For  conjugate vaccines, proteins or toxins from a second type of organism, one that an immature immune system can recognize, are linked to the outer coats of the disease-causing bacteria. This enables a young immune system to respond and defend against the disease agent.  The creation of an effective immunogen is most often used in bacterial polysaccharides for the prevention of invasive bacterial disease such as, Haemophilus influenzae type b (Hib), and Meningococcus, and Pneumococcal.


Subunit Vaccines

These vaccines contain purified antigens rather than whole organisms. The disadvantages of subunit vaccines are that the antibodies produced against the subunit may not recognize the same protein on the pathogen surface. Therefore, an isolated protein may not stimulate the immune system as well as a whole organism vaccine. The effectiveness of subunit vaccines is increased by adding adjuvants. Alum (aluminum salts) is a common adjuvant used in vaccines. Pertussis toxin, one of the components of the DTaP, acts as an adjuvant in that vaccine.  Subunit vaccines are used to protect against pneumonia caused by Streptococcus pneumoniae and against a type of meningitis.
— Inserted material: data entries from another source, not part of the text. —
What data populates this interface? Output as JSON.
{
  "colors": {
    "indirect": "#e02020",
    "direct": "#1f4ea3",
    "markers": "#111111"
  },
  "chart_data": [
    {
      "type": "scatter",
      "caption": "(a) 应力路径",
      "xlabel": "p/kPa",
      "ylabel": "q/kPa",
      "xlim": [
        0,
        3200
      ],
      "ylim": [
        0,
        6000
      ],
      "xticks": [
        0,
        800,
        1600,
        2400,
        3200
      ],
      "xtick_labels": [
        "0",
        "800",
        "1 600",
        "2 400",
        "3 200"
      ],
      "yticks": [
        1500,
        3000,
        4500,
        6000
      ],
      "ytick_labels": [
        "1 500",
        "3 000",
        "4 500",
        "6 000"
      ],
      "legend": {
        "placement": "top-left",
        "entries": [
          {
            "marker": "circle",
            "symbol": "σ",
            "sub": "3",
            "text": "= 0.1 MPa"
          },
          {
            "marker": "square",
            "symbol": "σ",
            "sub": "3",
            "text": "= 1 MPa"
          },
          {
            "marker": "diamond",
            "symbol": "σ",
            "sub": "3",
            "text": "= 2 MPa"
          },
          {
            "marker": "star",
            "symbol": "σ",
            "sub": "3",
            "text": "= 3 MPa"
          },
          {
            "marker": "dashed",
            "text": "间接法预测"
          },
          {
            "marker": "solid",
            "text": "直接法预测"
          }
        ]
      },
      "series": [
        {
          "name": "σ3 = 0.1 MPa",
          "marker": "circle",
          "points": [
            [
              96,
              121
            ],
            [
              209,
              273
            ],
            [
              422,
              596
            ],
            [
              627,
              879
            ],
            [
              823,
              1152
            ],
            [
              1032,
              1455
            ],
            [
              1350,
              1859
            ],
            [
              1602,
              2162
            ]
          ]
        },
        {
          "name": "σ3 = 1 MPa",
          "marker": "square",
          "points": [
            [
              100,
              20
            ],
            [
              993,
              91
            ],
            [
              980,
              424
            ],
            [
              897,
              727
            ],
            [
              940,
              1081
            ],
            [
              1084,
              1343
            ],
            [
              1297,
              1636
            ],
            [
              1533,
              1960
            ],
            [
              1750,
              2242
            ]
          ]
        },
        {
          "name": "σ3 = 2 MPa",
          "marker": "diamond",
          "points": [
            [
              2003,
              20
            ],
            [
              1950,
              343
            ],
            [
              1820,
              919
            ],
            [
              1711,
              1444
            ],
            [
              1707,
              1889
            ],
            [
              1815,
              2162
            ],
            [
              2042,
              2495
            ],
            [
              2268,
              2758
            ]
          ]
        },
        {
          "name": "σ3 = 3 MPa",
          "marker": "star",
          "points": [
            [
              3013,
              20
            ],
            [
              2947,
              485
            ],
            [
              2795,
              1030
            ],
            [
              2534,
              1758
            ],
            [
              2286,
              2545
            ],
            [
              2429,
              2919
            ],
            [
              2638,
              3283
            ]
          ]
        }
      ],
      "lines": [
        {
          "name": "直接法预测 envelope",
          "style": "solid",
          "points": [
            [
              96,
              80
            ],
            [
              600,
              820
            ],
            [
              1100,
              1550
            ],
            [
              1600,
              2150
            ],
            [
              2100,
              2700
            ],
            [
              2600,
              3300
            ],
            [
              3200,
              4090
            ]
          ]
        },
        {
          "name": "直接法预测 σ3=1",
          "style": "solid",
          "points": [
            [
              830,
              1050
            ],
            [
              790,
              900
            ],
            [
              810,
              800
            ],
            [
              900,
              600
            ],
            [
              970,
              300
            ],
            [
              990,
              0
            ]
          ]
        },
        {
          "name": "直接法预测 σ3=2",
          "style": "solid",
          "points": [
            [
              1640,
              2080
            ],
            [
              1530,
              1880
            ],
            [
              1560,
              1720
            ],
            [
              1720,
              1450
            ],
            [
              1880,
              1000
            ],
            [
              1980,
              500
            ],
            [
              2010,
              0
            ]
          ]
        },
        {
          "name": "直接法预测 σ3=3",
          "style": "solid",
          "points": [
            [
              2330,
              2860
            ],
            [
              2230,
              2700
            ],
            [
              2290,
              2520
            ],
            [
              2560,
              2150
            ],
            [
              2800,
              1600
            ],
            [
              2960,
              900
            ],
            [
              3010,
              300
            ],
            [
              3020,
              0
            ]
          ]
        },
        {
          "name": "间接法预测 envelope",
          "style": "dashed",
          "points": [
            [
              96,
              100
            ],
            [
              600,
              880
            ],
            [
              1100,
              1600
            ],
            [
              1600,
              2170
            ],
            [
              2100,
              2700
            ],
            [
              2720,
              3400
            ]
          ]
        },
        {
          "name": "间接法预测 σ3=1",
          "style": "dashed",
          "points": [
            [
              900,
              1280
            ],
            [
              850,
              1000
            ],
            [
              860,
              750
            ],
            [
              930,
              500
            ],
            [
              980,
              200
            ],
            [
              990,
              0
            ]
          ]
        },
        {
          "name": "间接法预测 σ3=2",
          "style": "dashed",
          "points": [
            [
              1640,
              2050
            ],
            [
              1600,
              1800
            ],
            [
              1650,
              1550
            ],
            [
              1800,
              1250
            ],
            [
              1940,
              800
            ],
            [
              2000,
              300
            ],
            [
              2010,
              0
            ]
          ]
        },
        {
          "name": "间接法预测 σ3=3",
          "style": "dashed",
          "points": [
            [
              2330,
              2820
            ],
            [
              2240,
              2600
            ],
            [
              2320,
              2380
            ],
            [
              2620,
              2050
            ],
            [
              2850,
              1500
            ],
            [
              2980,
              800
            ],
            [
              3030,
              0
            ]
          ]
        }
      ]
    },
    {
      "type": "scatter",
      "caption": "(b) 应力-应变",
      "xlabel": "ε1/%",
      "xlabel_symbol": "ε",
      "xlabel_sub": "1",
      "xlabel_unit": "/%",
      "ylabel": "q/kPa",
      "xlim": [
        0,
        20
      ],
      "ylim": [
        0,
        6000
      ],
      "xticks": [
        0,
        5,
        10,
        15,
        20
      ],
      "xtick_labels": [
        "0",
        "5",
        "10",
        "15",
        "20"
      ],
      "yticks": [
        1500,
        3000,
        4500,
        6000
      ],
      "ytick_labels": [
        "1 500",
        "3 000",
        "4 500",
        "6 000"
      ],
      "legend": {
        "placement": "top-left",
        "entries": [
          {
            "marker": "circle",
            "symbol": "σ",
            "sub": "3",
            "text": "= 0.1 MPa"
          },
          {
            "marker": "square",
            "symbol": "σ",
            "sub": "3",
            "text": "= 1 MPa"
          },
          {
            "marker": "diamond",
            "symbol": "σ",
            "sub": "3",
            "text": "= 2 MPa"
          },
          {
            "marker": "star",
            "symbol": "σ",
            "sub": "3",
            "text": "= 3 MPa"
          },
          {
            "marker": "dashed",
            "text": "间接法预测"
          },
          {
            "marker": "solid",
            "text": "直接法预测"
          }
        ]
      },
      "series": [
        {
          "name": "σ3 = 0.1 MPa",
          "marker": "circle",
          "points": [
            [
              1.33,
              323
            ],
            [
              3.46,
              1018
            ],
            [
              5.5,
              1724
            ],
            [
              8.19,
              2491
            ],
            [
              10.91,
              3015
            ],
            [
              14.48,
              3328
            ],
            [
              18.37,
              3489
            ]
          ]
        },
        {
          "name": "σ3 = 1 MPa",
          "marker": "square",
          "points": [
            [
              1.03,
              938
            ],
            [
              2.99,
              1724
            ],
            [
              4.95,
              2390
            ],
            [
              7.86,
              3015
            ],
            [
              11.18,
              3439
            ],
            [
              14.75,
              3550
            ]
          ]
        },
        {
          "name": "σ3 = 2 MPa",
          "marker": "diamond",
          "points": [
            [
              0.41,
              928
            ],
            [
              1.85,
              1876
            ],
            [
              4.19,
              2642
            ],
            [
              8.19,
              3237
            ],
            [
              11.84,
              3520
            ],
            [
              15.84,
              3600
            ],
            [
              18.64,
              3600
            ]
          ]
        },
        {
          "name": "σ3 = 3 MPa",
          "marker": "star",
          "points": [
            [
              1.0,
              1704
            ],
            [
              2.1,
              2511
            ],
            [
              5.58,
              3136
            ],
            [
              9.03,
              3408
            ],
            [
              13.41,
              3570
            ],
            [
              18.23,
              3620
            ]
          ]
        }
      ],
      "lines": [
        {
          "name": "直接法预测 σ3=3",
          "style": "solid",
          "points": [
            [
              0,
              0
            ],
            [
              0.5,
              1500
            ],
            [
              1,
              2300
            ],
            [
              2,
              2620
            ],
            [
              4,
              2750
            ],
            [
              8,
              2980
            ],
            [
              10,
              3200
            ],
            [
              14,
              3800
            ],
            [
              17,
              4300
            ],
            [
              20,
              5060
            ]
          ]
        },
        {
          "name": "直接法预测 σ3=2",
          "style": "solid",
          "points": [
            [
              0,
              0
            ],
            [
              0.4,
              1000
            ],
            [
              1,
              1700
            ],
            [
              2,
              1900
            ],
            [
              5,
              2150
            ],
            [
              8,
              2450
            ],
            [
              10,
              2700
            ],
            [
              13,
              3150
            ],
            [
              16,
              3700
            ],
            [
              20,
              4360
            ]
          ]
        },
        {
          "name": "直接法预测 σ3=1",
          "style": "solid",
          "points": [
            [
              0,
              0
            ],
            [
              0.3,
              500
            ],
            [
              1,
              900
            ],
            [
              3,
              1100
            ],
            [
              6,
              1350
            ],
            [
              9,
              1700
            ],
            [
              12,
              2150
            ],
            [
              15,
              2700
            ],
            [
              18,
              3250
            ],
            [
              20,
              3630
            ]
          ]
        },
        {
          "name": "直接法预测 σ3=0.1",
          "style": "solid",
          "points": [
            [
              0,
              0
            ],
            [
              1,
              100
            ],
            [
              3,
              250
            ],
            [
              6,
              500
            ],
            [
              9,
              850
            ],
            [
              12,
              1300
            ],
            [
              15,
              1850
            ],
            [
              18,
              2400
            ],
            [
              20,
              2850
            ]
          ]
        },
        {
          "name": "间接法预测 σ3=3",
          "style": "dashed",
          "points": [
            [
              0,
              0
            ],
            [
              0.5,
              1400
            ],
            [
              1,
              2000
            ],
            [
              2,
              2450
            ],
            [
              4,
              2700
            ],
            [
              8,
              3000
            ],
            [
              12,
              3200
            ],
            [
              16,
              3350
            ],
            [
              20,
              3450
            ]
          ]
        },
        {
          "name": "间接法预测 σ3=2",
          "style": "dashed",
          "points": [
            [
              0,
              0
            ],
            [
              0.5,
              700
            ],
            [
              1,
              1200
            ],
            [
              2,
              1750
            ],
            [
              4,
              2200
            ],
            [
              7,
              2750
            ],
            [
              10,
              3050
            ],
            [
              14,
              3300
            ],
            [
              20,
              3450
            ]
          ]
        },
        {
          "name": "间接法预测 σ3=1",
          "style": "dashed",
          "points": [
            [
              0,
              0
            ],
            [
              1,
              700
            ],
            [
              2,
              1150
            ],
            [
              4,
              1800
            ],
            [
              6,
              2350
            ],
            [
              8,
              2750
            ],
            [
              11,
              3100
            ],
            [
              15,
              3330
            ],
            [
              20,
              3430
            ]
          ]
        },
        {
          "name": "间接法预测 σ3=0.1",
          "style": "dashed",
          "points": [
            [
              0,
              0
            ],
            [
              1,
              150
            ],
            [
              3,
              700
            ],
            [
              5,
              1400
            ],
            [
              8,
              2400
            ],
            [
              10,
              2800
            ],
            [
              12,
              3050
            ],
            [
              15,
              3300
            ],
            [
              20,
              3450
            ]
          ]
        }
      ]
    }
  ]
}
Recombinant subunit vaccines like hepatitis B  is made by inserting a small portion of the hepatitis B virus’ genetic material into common baker’s yeast. This process induces the yeast to produce an antigen, which is thus purified. The purified antigen is then combined with an adjuvant.

Recombinant Vector Vaccines

A vaccine carrier, or vector, is a weakened virus or bacterium  which genetic material from another disease-causing organism can be inserted. The vaccinia virus is used to make recombinant vector vaccines such as smallpox. There are currently no recombinant vector vaccines are licensed for routine use in the United States.


DNA Vaccines

These vaccines use both the whole organism and its parts; the microbe’s genetic material. A DNA vaccine against a microbe could evoke a strong antibody response to the free-floating antigen secreted by cells, and would thus stimulate a strong cellular response against the microbial antigens displayed on cell surfaces. The DNA vaccine wouldn’t cause the disease since it doesn’t contain the microbe, just copies of a few of its genes. DNA vaccines being tested are influenza, bird flu, and herpes.


Immune Globulins

Immune globulins are made by collecting plasma from people who have contracted or were vaccinated for a particular disease, and their plasma contains protective antibodies, known as IgG.  These antibodies are isolated by fractionation of the plasma, purified and administered intravenously or by intramuscular injection, and thus providing an immediate protective effect. Immune globulins are used to generate an immediate protective immune response.